Over the weekend, The Crown returned for its fourth season, which was much-awaited for two reasons. One, it’s The Crown. Two, this season of Netflix’s much-loved show about the Royal Family is all about the Margaret Thatcher/Princess Diana years, which represents some of their juiciest — and most tragic — history. (Although the season ends in 1990, seven years before Di’s death.) One figure who doesn’t come off greatly is Charles, Prince of Wales, played by Josh O’Connor. And while the real-life person has yet to comment on the show, his friends sure did, and then some.
According to The Daily Mail, a number of “Palace insiders” have come forth — anonymously, as it were — to slam the show for purported inaccuracies and fictions.
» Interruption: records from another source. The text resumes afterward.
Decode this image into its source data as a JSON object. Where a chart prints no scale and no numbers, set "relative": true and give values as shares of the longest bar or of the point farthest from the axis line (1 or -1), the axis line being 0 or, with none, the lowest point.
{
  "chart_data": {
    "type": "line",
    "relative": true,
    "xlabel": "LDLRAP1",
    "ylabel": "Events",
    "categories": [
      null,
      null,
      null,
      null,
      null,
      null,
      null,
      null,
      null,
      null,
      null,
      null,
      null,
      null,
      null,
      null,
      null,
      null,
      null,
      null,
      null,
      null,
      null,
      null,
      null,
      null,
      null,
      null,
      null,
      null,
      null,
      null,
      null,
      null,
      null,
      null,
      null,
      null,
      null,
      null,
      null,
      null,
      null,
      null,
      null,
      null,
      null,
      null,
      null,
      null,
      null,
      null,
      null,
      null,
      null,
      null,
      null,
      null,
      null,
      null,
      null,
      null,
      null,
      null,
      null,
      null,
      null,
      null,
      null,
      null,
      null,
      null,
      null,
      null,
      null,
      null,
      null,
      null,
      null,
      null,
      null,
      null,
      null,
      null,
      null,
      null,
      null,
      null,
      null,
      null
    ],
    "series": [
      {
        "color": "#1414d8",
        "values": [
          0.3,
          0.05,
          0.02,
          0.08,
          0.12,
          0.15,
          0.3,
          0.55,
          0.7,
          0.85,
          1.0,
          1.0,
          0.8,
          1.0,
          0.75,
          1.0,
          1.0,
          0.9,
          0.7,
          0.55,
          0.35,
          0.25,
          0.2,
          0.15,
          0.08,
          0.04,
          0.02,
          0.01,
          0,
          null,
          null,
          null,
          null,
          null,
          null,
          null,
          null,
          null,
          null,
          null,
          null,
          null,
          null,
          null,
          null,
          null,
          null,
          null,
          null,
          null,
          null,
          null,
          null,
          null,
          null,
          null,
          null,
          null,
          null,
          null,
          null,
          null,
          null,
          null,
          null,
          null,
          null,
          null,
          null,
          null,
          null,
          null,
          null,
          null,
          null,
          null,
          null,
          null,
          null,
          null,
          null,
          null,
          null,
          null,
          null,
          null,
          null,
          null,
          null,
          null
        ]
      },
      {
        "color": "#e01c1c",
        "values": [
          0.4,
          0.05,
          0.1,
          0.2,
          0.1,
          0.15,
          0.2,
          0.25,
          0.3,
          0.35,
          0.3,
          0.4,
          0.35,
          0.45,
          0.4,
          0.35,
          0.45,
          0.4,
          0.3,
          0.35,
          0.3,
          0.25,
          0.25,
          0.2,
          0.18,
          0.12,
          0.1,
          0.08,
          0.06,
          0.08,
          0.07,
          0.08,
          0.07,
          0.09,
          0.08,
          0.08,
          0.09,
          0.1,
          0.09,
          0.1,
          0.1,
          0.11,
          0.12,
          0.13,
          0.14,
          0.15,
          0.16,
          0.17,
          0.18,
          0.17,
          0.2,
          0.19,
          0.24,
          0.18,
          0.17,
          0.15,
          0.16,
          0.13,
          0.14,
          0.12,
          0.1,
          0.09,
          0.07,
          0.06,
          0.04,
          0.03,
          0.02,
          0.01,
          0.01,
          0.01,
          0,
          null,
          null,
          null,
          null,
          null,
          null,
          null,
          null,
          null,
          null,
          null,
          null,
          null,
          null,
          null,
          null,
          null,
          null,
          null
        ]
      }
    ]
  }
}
“This is drama and entertainment for commercial ends being made with no regard to the actual people involved who are having their lives hijacked and exploited,” one insider told the Mail. “In this case, it’s dragging up things that happened during very difficult times 25 or 30 years ago without a thought for anyone’s feelings. That isn’t right or fair, particularly when so many of the things being depicted don’t represent the truth.”
Another insider was steamed about the way they portrayed Charles and Diana, the latter played by Emma Corrin. “The new series paints the Prince and Duchess in a very unflattering light but at least at the start of reality shows like The Only Way Is Essex they admit that some scenes have been invented for entertainment,” the person said. “There is no sense of telling carefully nuanced stories – it’s all very two-dimensional. This is trolling with a Hollywood budget. The public shouldn’t be fooled into thinking this is an accurate portrayal of what really happened.”
Yet another roped in Charles and Diana’s son, Prince Harry, as well as Duchess Meghan Markle, who famously semi-cut ties with the family, moved to Los Angeles, and cut a huge deal with Netflix, who owns The Crown. “There are raised eyebrows about Harry taking millions from the company that’s behind all this,” they said. “After all where do much of Netflix’s profits come from? The Crown.”
Other Season 4 critics weren’t shy about putting their name on their disses. Royal biographer Sally Beddell Smith trashed the show as “a work of fiction and the level of invention has been growing. While the earlier seasons were period pieces, series four is recent history, so it seems more cruel in its false depictions.”
‘Because The Crown is such a lavish and expensive production, and so much attention has been paid to visual details about historical events, viewers are tricked into believing that what they are seeing actually happened. There should be a disclaimer at the start of each programme saying, ‘This is a work of fiction and any resemblance to those living or dead is purely coincidental.’ ‘
Smith went so far as to accuse the show’s writer Peter Morgan as being “almost Trumpian with his alternative facts.” Then she really twisted the knife: “This is a Downton Abbey version of the Royal Family.”
Others worried how surviving members of the family would take it. Former Welsh Secretary and Vale of Glamorgan and Conservative MP Alun Cairns said, “There is no doubt that whilst millions will enjoy watching The Crown, we need to be mindful that the programmes raise painful events that will have an impact on members of the Royal Family and others who were children or innocent bystanders.”
The Mail even highlights some of the inaccuracies. For one thing, the show suggests — erroneously, as it happens — that Charles continued his tabloid-fixture affair with now-wife Camilla Parker Bowles throughout his marriage to Diana. But there’s more:
In what is felt to be a particularly wounding fabrication, Charles’s beloved great-uncle, Earl Mountbatten is shown, shortly before his death at the hands of the IRA, telling the Prince that the family are disappointed at his relationship with Camilla and to find a wife. In the drama, Charles calls him a traitor. There is no evidence the exchange happened.
In another insidious fictional scene, Prince Philip issues a threat to Diana in 1990 after she suggests leaving Charles. Sources said this appeared to be a clumsy reference to baseless conspiracy theories that he was somehow involved in the car crash in Paris that killed the Princess in August 1997.
Mind you, the piece finds no one standing up for its portrayal of former Prime Minister Margaret Thatcher, played by Gillian Anderson.
The fourth season of The Crown can now be streamed on Netflix.